Serdar Turgut'un tespitlerine bakacak olursak Suudi Veliahdı Beyaz Saray'da şu konuları gündeme taşımış olabilir:

- 2018'de yapılması planlanan Aramco'nun IPO'su (hisselerinin halka açılması) enerji jeostratejisinde yaşanmakta olan deprem nedeniyle 2019'a ertelendi. Aramco bu arada ABD'de kaya petrolü ve kaya gazı çıkarma ruhsatı için başvuruda bulundu. Kendisine Amerikan ortaklar arıyor.
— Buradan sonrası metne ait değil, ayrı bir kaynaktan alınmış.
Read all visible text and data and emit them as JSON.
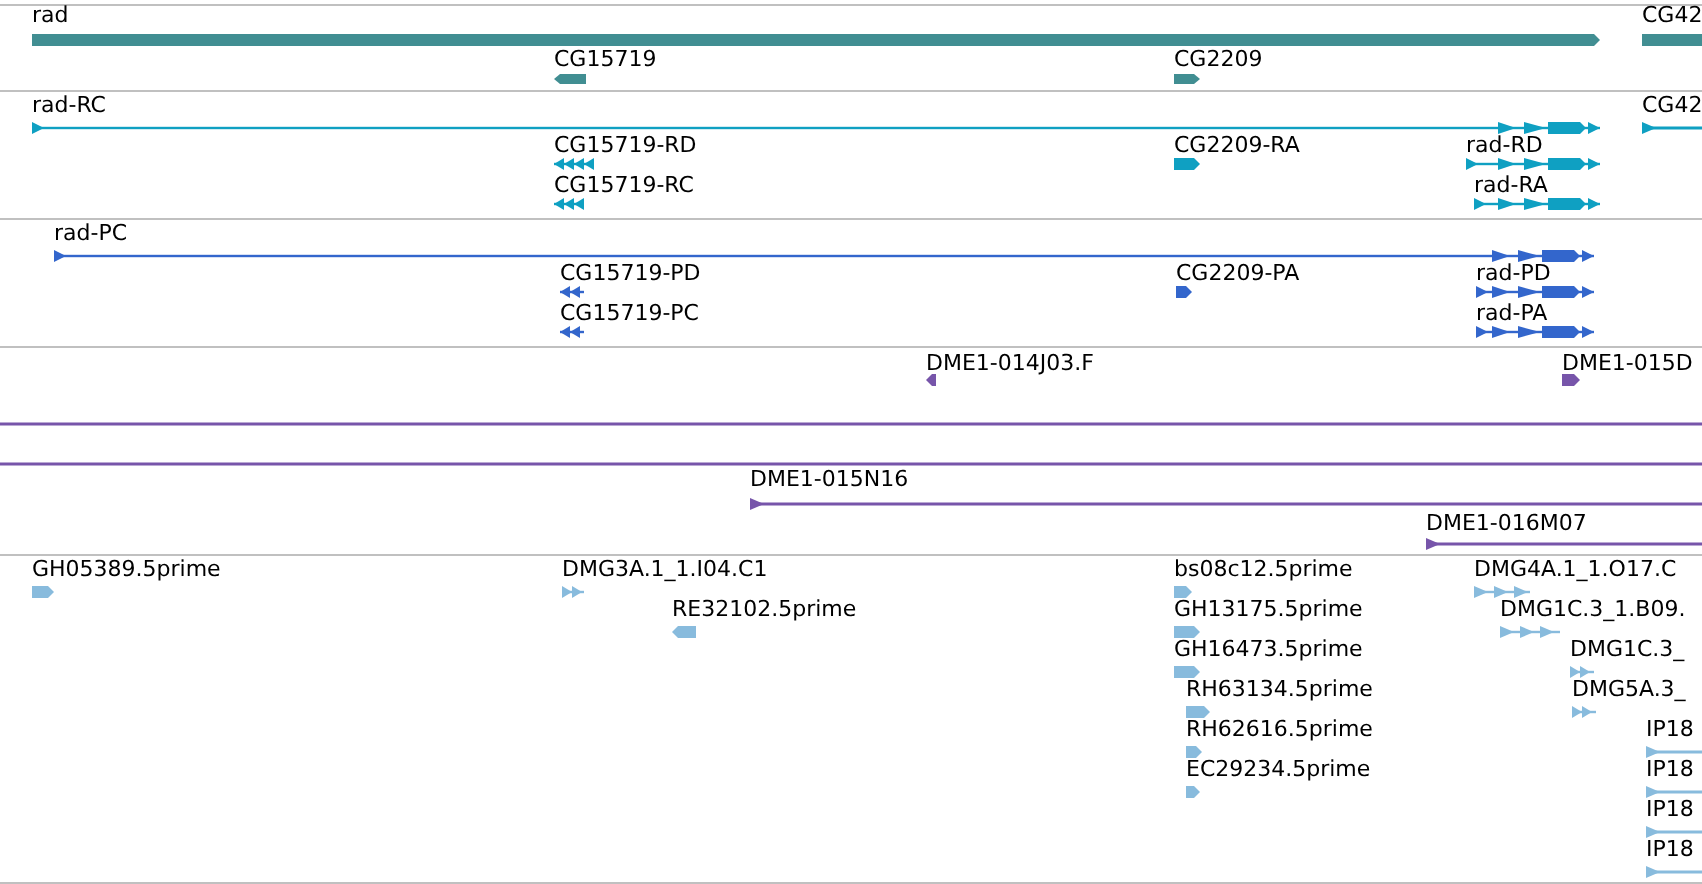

Tellurian adlı bir şirketle görüşmeler sonlanmak üzere.

- Suudi Arabistan'ın bölgemizde likit gaz piyasasında ne yapacağı ise Amerika koordinatörlüğünde Mısır ve İsrail ile birlikte çözülecek. Bu konunun da konuşulması bekleniyor bu ziyarette.

- Suudi Arabistan güneş enerjisine de büyük yatırım yaptı. Benim gördüğüm bazı fotoğraflar, çölün bir güneş enerjisi tarlasına dönüştüğünü gösteriyordu. Amerika denize konuşlandırılan rüzgâr enerjisi çiftlikleri konusunda da atılımlar yapıyor, Suudi Arabistan enerji çeşitlendirmesi projesi kapsamında bunu da görüşecek burada.

- Veliaht prens ayrıca zaten büyük yatırımları bulunduğu yeni teknolojiler kapsamında da büyük işbirlikleri arıyor. Google'ı kontrol eden Alphabet şirketi ile de görüşecek ve Suudi Arabistan'da çöle kurmak istediği yüksek teknolojiye dayalı yeni şehirlerin planlamasını da yapacak. Zaten 3.5 milyar dolar yatırımı bulunan UBER ile de bu konuyu konuşmak istediği söyleniyor.

Suudi Veliahdının Mısır'da Türkiye aleyhtarlığı konuşmasını, Beyaz Saray'da kapalı kapılar ardında daha ağır şekilde dile getirebileceğini de düşünüyoruz.

Konu aslında çok büyük ve önemli. İleride daha ayrıntılı yazmayı sürdüreceğiz.

İşte bu nedenle bundan böyle Suudi Arabistan'a daha çok dikkat edilmesi gerektiğinin altını kalınca çizmek istedik.